Single by Squeeze

from the album Sweets from a Stranger
- Released: July 1982 (UK)
- Recorded: 1981
- Genre: Pop rock, blue-eyed soul
- Length: 4:31
- Label: A&M
- Songwriter(s): Chris Difford and Glenn Tilbrook
- Producer(s): Squeeze & Phil McDonald

Squeeze singles chronology
| "Black Coffee in Bed" (1982) | "When the Hangover Strikes" (1982) | "I've Returned" (1982) |

= When the Hangover Strikes =

"When the Hangover Strikes" was the second single released from Squeeze's fifth album, Sweets from a Stranger.

==Background==
Glenn Tillbrook has said that the track was subconsciously inspired by Frank Sinatra. "I'd started listening to the albums Frank Sinatra made for Capitol in the '50s, which he recorded primarily with producer Nelson Riddle.
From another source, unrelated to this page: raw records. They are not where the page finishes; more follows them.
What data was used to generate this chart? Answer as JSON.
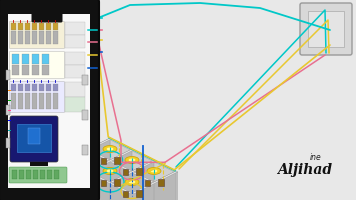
{
  "bg_color": "#e8e8e8",
  "phone_bg": "#111111",
  "phone_screen_bg": "#f8f8f8",
  "wall_face": "#d0d0d0",
  "wall_top": "#e4e4e4",
  "wall_side": "#b8b8b8",
  "wall_edge": "#999999",
  "light_yellow": "#f5d020",
  "light_inner": "#ffffa0",
  "switch_brown": "#8b6914",
  "panel_face": "#d4d4d4",
  "panel_inner": "#c0c0c0",
  "wire_cyan": "#00c8c8",
  "wire_pink": "#e87090",
  "wire_yellow": "#e8c830",
  "wire_blue": "#1060d0",
  "wire_teal": "#20b0a0"
}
The instrumentation on those albums was fantastic and contained a certain mood and direction to them that had nothing to do with the record that had come before. ... I wasn't thinking this consciously when i wrote 'Hangover'. It's just that when I listen to any sort of music some of it trickles out in one way or other."

Chris Difford said of the song, "Lyrically this was the finest song on the album for me. All the imagery is so correct and goes beautifully with the music." Tillbrook said, "This is the first track that I'm proud of on [Sweets from a Stranger]."

==Release==
"When the Hangover Strikes" was released as the follow-up single to "Black Coffee in Bed" in July 1982, backed with the track "Elephant Girl." However, unlike its predecessor, it failed to chart at all. Glenn Tillbrook said on the single's release, "I was convinced it would be a smash hit, which just goes to show what Mr 'Finger on the Pulse' Tillbrook knew. I thought, 'The kids'll love this. They'll go crazy for it.' But it was about blokes getting hangovers, which was totally unsexy." Chris Difford said, "The fact that the record company would endorse it is amazing. It wouldn't happen now."

It was the first UK single culled from one of the band's albums not to achieve a position on the Singles Chart ("Christmas Day" also had not charted, but that was not an album cut).